Bacteria could unlock billions in battery metals.
BacTech Environmental CEO Ross Orr remembers years ago when the company tested its technology—which uses bacteria to “eat” around metals that would otherwise be hard to extract—in Sudbury, Ont. The century’s worth of mining waste discarded in the area includes low-grade nickel and cobalt, mixed in with sulphides so “nasty” they need to be stored underwater lest they combust.
The little bacteria did their jobs, said the leader of the Toronto-headquartered firm, whose slogan is “Our bugs eat rocks.” But its ability to separate the waste into useful products, like inputs for cement, doesn’t compare to the potential economic upside of using the technology to produce minerals critical to the production of EVs.
“At the time, there was no value for the other products,” Orr told The Logic in an interview. “We think now there is.”
The reasons are twofold.
First, the growing pressure from investors and governments with net-zero targets to minimize waste is pushing the mining industry to repurpose its byproducts, called “tailings,” instead of impounding them.

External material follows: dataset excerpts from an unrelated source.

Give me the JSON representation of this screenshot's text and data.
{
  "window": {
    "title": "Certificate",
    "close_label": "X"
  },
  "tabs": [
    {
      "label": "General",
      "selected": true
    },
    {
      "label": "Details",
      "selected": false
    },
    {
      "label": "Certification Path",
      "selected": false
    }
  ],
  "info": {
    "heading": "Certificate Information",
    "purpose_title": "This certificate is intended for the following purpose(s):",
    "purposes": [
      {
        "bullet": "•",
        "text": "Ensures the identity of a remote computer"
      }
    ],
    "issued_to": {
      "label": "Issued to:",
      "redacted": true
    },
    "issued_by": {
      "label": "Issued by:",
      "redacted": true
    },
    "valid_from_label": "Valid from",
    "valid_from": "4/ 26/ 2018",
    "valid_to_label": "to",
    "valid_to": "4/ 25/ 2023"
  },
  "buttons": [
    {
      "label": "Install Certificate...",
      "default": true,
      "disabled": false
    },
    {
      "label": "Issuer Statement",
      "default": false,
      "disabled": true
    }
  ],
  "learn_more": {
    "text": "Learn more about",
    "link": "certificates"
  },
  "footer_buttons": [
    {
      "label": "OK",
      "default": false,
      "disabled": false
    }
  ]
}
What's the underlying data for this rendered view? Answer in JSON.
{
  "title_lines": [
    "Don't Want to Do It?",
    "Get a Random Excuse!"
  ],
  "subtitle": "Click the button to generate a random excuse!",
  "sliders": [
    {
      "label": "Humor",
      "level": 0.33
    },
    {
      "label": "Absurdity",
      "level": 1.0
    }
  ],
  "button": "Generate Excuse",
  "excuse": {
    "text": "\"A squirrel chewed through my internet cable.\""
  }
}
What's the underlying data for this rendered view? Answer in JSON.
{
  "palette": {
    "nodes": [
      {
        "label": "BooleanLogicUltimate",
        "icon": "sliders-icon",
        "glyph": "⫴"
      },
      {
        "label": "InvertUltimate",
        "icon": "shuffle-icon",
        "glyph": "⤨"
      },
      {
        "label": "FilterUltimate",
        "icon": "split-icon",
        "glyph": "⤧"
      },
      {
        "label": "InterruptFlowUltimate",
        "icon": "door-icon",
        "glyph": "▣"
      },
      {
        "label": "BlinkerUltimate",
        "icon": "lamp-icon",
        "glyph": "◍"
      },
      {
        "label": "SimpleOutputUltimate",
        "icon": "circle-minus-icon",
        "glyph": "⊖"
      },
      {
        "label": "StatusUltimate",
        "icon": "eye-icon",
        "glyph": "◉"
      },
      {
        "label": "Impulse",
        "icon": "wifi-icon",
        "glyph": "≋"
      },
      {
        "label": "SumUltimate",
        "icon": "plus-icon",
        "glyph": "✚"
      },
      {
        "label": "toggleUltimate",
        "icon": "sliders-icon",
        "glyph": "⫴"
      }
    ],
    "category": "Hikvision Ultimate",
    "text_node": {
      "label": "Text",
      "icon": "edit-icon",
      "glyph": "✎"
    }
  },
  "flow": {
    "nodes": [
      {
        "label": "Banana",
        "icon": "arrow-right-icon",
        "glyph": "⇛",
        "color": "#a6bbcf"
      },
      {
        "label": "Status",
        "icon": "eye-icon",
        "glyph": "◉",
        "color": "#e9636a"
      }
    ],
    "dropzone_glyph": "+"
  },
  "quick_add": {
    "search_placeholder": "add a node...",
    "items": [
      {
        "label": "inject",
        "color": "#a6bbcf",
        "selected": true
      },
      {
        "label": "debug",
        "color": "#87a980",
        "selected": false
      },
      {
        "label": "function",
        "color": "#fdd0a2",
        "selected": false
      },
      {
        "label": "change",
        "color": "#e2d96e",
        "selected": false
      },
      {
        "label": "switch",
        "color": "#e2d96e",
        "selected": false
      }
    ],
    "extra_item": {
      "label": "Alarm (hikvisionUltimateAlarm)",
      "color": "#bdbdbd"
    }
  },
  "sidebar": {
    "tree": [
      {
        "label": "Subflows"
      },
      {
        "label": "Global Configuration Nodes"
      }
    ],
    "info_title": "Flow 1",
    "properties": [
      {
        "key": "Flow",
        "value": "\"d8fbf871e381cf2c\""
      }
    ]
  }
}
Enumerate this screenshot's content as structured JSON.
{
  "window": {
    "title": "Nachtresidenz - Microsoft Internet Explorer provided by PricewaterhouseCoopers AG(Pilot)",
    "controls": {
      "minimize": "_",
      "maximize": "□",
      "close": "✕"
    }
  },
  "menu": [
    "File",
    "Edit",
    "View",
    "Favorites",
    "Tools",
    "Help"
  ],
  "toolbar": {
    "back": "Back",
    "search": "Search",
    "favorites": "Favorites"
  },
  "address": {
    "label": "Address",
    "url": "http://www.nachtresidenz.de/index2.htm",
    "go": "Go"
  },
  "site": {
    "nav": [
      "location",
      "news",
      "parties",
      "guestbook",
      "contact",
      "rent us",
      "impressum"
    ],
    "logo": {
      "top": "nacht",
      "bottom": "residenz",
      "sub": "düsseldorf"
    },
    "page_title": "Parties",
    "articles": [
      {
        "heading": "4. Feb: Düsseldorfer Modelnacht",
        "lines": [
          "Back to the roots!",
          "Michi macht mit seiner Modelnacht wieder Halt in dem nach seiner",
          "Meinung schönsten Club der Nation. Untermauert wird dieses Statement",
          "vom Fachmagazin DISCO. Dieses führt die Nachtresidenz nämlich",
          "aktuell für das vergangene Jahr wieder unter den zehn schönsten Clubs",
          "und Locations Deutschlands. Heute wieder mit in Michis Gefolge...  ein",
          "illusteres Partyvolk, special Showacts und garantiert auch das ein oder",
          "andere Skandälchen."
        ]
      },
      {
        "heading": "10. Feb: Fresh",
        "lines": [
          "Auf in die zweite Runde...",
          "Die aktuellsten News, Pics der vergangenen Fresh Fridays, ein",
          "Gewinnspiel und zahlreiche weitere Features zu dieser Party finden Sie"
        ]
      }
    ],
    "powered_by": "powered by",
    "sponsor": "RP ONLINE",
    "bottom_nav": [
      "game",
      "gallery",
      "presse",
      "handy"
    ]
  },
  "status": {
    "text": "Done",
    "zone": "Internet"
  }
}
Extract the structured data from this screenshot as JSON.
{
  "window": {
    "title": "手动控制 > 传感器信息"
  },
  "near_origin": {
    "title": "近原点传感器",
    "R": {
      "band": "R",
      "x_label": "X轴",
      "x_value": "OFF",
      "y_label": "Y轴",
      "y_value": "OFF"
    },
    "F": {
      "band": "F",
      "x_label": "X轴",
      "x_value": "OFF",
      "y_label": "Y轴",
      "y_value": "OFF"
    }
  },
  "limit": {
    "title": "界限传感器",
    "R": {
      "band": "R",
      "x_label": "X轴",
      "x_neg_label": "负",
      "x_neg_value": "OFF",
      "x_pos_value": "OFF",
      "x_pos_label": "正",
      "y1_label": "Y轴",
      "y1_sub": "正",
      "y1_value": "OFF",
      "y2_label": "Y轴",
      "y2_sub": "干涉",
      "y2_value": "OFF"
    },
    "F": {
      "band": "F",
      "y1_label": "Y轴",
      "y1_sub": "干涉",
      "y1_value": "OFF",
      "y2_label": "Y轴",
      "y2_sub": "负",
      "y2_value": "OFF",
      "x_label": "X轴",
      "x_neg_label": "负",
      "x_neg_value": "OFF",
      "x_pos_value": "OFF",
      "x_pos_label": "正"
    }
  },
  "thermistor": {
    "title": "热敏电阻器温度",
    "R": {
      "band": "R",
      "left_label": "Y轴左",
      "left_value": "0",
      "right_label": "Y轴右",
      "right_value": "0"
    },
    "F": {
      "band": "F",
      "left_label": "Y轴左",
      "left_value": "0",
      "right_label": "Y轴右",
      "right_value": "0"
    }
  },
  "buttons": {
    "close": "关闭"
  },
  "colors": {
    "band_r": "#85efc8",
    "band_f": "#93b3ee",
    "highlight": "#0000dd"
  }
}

Second, soaring demand for battery materials is incentivizing the industry to try to recover critical minerals from the sludge.
Environmental scientists have used bioremediation techniques like bacteria technology for years, Orr noted, to deal with not only mining byproducts like arsenic, but also oil spills or processing wastewater. While it had shown some economic upside as a gold-mining tool, now there’s money in using it to sieve out metals like nickel.
“With the push for critical metals, we now have this amazing tech for a win-win [scenario],” said Nadia Mykytczuk, CEO of not-for-profit mining innovation hub MIRARCO in Sudbury.
MIRARCO, which stands for Mining Innovation, Rehabilitation, and Applied Research Corporation, got $875,000 from the mining giant Vale and $750,000 from the Ontario government last month to recover more nickel and cobalt from mining waste. Biotechnologists are being increasingly recognized as important members of the mining industry, she said.
The organization is building a new facility to help bring more research to market and launch more commercial pilots, she said. MIRARCO estimates that $8 billion to $10 billion worth of nickel could be hidden in Sudbury’s mining waste. University of Toronto researchers working on bioleaching have put the figure as high as $11 billion.
“You could really equate it to the new gold rush. It is going to be the most rapid growth in mining that we’ve ever seen in our lifetime, certainly, and for many more generations before,” said Mykytczuk.
“There is an incredible opportunity for Canada to be leaders. … We have an opportunity to accelerate the development, implementation and uptake of new technologies to ensure that we have sustainable mining practices as we try to meet these demands.”